Giorgia Purcaro of the University of Liège, Gembloux, Belgium, presented a talk titled Exploit the Power of LC Selectivity to Enhance GC×GC Characterization of Complex Mixtures Using Hyphenated Techniques. Purcaro traced the history of LC-GC hyphenation from its first demonstration in 1980 through periods of limited uptake and even commercial discontinuation, contrasting this trajectory with the rapid adoption of comprehensive two-dimensional GC following its introduction in 1991. She argued that renewed regulatory interest — particularly around the determination of mineral oil hydrocarbons in food, where LC fractionation is now a standard preparative step for isolating saturated and aromatic hydrocarbon fractions prior to GC or GC×GC analysis — has created an opportunity to reassess the value of LC pre-fractionation more broadly. By reducing sample complexity and mitigating column overload before the comprehensive separation stage, LC fractionation enhances resolving power, lowers quantification uncertainty, and enables targeted investigation of chemically defined fractions. Purcaro also presented investigations into less commonly evaluated LC stationary phases, examining how column selectivity choices influence the quality and reliability of subsequent characterisation.

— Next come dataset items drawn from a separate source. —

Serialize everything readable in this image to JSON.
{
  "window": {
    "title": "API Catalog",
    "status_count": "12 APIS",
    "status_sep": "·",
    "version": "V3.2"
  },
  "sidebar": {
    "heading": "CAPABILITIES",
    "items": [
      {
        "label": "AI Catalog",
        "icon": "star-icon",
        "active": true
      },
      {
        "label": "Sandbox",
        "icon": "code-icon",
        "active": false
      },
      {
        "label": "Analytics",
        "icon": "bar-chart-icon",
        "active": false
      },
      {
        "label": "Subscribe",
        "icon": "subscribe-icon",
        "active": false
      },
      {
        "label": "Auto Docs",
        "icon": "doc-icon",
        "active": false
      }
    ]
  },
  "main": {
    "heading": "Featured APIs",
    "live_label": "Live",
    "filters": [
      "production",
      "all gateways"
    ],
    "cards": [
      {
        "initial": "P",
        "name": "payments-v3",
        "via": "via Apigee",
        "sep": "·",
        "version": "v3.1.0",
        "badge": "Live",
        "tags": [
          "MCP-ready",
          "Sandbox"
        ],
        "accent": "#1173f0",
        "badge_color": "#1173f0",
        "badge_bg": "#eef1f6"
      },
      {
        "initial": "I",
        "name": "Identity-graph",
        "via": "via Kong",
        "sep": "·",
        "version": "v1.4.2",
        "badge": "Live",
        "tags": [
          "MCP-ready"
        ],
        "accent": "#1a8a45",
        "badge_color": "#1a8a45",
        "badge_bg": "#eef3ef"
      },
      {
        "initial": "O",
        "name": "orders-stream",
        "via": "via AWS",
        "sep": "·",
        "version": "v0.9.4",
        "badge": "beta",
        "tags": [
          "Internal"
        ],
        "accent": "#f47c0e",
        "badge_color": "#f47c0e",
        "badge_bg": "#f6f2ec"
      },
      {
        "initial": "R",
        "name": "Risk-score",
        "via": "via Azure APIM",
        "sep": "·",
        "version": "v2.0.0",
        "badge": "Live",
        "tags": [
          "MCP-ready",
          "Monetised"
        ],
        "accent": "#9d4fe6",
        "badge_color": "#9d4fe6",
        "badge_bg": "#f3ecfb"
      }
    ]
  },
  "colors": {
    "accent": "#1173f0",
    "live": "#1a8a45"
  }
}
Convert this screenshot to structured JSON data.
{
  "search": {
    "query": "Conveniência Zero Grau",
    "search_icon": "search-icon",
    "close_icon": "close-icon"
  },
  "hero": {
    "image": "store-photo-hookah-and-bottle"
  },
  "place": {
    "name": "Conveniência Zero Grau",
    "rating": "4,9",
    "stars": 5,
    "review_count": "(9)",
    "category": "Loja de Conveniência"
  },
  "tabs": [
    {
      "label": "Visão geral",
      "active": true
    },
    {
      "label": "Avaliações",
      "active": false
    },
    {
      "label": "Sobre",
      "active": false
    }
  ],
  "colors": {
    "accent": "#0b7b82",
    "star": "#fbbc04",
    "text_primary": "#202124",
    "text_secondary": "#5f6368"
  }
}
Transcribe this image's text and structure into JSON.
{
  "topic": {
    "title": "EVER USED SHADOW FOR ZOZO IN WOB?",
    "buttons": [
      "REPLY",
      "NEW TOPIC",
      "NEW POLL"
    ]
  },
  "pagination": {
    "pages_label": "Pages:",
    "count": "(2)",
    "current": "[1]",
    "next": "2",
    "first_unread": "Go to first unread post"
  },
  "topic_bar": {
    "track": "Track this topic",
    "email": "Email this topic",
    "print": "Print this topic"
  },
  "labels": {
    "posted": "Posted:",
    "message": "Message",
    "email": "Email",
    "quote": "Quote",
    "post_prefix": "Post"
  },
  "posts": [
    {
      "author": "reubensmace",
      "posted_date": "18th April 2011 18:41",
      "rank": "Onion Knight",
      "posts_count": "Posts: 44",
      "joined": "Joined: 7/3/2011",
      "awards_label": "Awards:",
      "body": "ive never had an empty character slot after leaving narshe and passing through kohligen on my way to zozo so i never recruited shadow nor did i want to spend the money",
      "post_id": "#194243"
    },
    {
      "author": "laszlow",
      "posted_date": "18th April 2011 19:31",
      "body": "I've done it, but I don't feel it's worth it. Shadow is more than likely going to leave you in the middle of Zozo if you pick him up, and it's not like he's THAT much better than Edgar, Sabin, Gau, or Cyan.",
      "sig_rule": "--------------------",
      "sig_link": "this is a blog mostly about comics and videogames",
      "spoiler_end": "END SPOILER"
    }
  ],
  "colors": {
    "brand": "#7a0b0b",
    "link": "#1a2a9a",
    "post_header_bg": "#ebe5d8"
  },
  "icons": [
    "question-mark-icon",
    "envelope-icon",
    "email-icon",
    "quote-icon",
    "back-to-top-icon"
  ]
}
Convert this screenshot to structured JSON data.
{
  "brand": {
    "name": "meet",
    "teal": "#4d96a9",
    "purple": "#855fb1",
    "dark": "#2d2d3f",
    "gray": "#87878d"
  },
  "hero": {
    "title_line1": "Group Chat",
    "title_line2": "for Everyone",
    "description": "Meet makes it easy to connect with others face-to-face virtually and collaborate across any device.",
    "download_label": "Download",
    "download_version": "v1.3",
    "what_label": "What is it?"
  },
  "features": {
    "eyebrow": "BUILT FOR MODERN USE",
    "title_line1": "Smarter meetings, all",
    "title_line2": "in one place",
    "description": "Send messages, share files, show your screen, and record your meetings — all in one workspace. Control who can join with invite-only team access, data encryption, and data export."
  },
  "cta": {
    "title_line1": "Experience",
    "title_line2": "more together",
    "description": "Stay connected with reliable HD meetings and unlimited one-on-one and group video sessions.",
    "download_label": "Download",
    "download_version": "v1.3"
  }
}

John Langley of the University of Southampton, Southampton, United Kingdom, closed the session with a presentation titled Beyond the Library Hit and the Role of Accurate Mass Measurement in Structural Interpretation in Non-Targeted Screening. Langley examined the limitations of library-based compound identification in non-targeted screening workflows, stressing that a library match — however strong — does not by itself constitute a confirmed identification. He described the conditions under which low-resolution electron ionisation libraries perform reliably, noting that the inherent reproducibility of EI fragmentation underpins their utility, but that spectral quality degradation, overloading, contamination, or the simple absence of a reference entry can each undermine matching confidence. Langley positioned accurate mass measurement as a valuable additional layer of evidence rather than a definitive solution, arguing that confident structural interpretation requires the convergence of fragment ion analysis, chromatographic retention behaviour, isotopic pattern assessment, and chemical plausibility reasoning. Practical examples were used to illustrate how this integrated interpretive approach improves identification confidence for both known and previously uncharacterised compounds.